Paris-based artist Cyril Galmiche is in the midst of a pretty niche, yet beautifully expansive project: it aims to “push the circular shape to its ultimate limits.”
Galmiche works across photography, film and other media, but the side of his practice devoted to drawing is dubbed I-I-I-I-I-I. The title is a tribute to minimal music that repeats the same motif. “With this title, there is an ambiguity between graphic forms made of verticals and horizontals and letters that are read, are pronounced (i dash i dash i dash i dash i dash i) and thus become a kind of musical bassline,” he explains.
His new zine/book brings together exactly 111 drawings from the I-I-I-I-I-I series, and is edited by Lendroit éditions, and distributed by Les presses du réel. Limited to 300 copies, this is 228 pages devoted entirely to various drawings of, yup, circles.
The I-I-I-I-I-I project started almost 10 years ago, around the time the artist found himself working on a fair few videos that were pretty time consuming. “After finishing one, I would feel a little depressed,” he says. “I think I went back to drawing because unconsciously I wanted a continuous project, which would reconnect me with the pleasure of doing things by hand.”
But how many circles will he draw? The project could be endless… “I haven’t set a limit on the number of drawings for this series, I’m pushing it to the limit and it will stop when I run out of inspiration,” he says. “You could compare it to wanting to create constellations to form a kind of universe. But that’s like trying to identify the planets in the universe, right now it seems like an endless task.”

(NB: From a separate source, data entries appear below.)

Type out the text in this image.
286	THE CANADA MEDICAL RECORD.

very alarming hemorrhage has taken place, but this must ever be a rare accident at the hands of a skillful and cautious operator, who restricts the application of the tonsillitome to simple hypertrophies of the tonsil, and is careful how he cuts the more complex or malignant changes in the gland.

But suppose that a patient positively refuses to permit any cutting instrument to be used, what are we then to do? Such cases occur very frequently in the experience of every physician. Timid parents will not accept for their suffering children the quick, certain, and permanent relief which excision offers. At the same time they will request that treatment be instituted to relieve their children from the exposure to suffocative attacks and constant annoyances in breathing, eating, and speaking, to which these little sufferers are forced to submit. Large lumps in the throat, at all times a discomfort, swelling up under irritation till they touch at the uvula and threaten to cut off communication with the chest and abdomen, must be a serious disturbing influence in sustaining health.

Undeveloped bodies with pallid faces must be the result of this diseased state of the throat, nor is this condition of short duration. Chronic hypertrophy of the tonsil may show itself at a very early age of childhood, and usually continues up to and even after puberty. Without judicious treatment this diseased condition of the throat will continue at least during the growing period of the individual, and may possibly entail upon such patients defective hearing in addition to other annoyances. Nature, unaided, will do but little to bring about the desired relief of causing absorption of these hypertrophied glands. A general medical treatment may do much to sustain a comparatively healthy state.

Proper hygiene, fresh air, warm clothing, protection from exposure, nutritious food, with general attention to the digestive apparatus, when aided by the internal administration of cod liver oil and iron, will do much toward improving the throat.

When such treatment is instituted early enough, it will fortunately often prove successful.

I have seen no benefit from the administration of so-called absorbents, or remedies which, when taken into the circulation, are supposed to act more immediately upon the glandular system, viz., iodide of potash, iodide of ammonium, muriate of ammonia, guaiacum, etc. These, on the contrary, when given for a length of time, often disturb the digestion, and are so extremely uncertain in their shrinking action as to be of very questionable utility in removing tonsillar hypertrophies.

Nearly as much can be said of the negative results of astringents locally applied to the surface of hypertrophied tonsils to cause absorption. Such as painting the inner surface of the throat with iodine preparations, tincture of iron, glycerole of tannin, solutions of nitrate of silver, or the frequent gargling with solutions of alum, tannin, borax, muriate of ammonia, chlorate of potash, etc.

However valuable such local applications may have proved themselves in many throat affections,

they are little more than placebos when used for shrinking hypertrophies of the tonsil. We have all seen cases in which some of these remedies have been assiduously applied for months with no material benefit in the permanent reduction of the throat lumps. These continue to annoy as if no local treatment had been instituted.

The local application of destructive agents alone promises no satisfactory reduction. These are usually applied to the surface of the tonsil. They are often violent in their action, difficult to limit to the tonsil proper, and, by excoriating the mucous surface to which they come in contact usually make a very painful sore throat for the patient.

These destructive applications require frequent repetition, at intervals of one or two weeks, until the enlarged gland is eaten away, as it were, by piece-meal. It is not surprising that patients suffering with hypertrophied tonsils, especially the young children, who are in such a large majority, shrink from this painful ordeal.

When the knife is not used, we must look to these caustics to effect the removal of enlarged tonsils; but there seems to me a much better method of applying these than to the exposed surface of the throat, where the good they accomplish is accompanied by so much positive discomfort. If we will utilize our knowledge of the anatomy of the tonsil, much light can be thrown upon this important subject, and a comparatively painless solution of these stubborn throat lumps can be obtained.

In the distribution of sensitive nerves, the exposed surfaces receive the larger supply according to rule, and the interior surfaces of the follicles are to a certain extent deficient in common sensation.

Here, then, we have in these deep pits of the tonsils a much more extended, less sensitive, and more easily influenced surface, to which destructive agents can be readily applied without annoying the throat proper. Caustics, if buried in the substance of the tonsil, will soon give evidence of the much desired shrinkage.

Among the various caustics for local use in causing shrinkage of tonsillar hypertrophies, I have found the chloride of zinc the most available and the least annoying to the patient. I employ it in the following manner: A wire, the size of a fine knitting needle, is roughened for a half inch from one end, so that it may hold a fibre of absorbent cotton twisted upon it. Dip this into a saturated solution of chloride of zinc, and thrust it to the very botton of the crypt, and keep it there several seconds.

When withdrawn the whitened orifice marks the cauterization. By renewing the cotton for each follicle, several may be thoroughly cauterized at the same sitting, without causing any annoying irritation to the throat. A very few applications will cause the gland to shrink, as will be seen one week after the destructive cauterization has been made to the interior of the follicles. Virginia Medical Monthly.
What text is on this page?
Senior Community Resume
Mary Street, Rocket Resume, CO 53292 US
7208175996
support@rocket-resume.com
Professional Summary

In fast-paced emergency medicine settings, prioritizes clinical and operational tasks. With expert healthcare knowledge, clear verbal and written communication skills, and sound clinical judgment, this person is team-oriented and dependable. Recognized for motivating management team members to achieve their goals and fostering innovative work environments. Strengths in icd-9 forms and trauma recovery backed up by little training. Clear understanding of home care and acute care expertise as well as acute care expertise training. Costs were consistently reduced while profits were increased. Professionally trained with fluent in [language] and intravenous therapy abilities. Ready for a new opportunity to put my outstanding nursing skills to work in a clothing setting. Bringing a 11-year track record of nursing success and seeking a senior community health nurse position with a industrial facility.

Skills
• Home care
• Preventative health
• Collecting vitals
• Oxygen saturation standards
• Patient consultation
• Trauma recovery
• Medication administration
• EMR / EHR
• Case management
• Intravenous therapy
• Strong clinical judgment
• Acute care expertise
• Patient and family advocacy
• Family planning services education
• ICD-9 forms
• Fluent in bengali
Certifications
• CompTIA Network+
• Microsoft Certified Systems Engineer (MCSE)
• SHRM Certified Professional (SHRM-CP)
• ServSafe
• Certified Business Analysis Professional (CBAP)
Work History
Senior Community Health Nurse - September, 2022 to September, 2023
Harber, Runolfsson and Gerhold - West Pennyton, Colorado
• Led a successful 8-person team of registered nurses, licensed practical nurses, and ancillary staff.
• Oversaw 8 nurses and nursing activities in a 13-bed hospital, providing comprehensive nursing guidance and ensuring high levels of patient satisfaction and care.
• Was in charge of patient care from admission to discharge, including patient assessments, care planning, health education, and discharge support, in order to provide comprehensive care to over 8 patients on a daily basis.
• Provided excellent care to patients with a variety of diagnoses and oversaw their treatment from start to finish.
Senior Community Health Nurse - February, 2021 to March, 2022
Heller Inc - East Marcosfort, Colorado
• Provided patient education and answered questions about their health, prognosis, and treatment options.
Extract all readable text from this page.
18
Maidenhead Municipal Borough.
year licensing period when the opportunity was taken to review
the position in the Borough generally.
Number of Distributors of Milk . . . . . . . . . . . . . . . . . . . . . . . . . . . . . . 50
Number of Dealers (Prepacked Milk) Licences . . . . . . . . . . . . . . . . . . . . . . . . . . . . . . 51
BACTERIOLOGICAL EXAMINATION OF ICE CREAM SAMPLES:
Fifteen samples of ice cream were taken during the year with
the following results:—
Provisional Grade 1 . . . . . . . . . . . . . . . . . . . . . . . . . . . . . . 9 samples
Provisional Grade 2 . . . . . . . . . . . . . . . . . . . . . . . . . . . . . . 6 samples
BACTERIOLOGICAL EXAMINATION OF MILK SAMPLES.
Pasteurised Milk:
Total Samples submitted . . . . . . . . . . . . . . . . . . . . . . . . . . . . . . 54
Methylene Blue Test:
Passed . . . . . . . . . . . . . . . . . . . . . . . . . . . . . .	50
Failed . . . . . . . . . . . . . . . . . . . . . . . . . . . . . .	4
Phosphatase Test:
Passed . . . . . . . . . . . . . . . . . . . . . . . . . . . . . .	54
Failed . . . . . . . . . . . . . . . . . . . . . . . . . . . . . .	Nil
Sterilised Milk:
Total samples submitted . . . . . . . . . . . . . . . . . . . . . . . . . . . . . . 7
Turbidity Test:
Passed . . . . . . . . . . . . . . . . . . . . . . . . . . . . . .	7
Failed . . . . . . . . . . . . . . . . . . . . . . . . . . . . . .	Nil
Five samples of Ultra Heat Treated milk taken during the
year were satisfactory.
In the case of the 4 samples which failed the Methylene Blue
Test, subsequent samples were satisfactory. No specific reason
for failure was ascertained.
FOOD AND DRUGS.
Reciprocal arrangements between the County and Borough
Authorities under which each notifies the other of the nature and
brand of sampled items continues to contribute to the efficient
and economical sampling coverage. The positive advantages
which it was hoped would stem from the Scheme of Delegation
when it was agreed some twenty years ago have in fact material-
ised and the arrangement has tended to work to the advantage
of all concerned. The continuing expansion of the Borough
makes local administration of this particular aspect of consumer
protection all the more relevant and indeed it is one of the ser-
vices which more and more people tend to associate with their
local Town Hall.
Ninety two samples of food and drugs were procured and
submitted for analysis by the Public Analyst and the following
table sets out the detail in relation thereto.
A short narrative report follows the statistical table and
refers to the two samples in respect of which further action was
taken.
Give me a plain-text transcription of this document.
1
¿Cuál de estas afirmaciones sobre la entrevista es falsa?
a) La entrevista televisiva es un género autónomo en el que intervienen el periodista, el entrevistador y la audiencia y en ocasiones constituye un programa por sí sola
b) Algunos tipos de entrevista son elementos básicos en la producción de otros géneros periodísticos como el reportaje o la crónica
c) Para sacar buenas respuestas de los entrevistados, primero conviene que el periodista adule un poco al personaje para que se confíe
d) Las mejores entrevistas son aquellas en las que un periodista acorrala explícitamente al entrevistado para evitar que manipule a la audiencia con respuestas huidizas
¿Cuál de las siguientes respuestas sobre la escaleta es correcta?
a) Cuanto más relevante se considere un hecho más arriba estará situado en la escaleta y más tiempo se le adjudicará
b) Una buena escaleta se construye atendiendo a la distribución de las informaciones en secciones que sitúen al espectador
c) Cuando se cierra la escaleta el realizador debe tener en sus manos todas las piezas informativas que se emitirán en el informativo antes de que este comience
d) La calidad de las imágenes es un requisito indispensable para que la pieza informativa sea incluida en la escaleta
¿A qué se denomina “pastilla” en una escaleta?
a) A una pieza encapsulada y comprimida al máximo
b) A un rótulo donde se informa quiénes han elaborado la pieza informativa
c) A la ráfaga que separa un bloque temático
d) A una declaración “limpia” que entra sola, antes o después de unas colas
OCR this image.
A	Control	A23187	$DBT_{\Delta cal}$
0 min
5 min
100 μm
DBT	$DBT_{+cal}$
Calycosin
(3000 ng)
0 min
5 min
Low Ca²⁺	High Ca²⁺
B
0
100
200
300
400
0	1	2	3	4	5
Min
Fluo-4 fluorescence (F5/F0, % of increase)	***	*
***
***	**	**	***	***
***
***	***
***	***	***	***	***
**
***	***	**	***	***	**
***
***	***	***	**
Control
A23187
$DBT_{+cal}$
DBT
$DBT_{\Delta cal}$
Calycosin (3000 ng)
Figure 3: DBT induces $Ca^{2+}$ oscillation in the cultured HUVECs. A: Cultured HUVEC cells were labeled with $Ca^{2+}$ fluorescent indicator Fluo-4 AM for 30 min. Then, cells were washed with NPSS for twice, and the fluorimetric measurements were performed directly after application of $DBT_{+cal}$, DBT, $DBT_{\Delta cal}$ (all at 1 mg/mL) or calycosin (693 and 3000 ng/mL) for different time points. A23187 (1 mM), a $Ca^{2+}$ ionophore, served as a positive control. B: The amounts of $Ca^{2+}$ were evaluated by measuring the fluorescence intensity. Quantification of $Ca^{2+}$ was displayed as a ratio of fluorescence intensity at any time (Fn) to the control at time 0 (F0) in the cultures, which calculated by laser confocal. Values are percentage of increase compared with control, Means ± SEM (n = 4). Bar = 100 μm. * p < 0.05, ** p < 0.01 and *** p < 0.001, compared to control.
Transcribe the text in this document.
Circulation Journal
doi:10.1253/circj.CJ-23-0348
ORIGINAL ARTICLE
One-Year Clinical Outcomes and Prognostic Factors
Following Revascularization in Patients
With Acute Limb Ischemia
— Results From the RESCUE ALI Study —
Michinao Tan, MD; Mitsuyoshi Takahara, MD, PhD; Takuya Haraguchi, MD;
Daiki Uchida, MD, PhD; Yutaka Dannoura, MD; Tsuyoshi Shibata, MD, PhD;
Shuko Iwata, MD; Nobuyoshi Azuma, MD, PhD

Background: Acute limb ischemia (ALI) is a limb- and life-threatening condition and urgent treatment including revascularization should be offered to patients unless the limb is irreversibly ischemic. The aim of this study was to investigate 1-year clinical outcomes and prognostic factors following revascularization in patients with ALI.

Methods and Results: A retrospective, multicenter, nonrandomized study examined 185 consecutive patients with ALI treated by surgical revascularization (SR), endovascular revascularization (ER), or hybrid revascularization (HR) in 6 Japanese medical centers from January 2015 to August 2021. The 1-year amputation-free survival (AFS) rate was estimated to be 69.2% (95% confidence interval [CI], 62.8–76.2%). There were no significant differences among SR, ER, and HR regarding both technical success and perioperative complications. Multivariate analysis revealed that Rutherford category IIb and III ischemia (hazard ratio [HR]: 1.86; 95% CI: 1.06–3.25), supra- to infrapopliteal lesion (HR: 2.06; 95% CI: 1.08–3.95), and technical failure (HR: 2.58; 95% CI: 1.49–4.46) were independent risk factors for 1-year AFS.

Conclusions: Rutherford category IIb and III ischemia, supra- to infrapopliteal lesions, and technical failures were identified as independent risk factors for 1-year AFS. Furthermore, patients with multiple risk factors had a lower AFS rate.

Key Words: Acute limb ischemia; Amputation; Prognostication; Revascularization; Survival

The fascination with circles is largely a “formal” one, says Galmiche. “It allows work on symmetry, reversal, optics, pattern, repetition, vibration, etc. I started by doing a drawing without giving too much thought to the purpose of the series and eventually I got caught up in it and the project just happened on its own.”
For the new zine, the artist used the typeface Trebuchet, a humanist sans-serif typeface that Vincent Connare designed for the Microsoft Corporation in 1996. This was for two reasons: one was because of the “quality of these glyphs,” and the other was simply because of its legibility.
Each circle takes the artist anywhere from a couple of hours to a few days to draw. He always works with the same Rotring pen and black India ink. (“The idea is to keep the same constants: a shape, a format, a pen, a colour,” he says). Each image begins as most projects do—with a simple sketch—and Galmiche found that over time, several “families” began appearing in the series, arranged by similarities in their points, lines and curves.
Galmiche then printed his drawings and arranged them according to these “families”; going on to “find the missing parts of families or children that would be the product of two families or other families,” he explains. “After that, I polished the matrix (I don’t know the English term) on the computer and then I used it to do the basic drawing, still with the same pen.” These images were then scanned and refined, deliberately leaving in certain imperfections. Finally, the images were printed by a screen printer “so that each print has its own vibration, produced by the manual side of this printing technique.”
Outside of his circles, Galmiche is currently working on two very different projects: one is a design for a record cover, and the other is a video for architects, showing the construction of a building. As ever, he isn’t limited by discipline, instead considering art and artistic work to be a “universe” as opposed to discrete entities.Galmiche studied fine art at the School of Decorative Arts of Strasbourg, France. In 2015, the artist had a solo show devoted to his work at Trajectory, AM Art Space in Shanghai; and he’s shown in both solo and group shows across France, the UK, Switzerland and Belgium.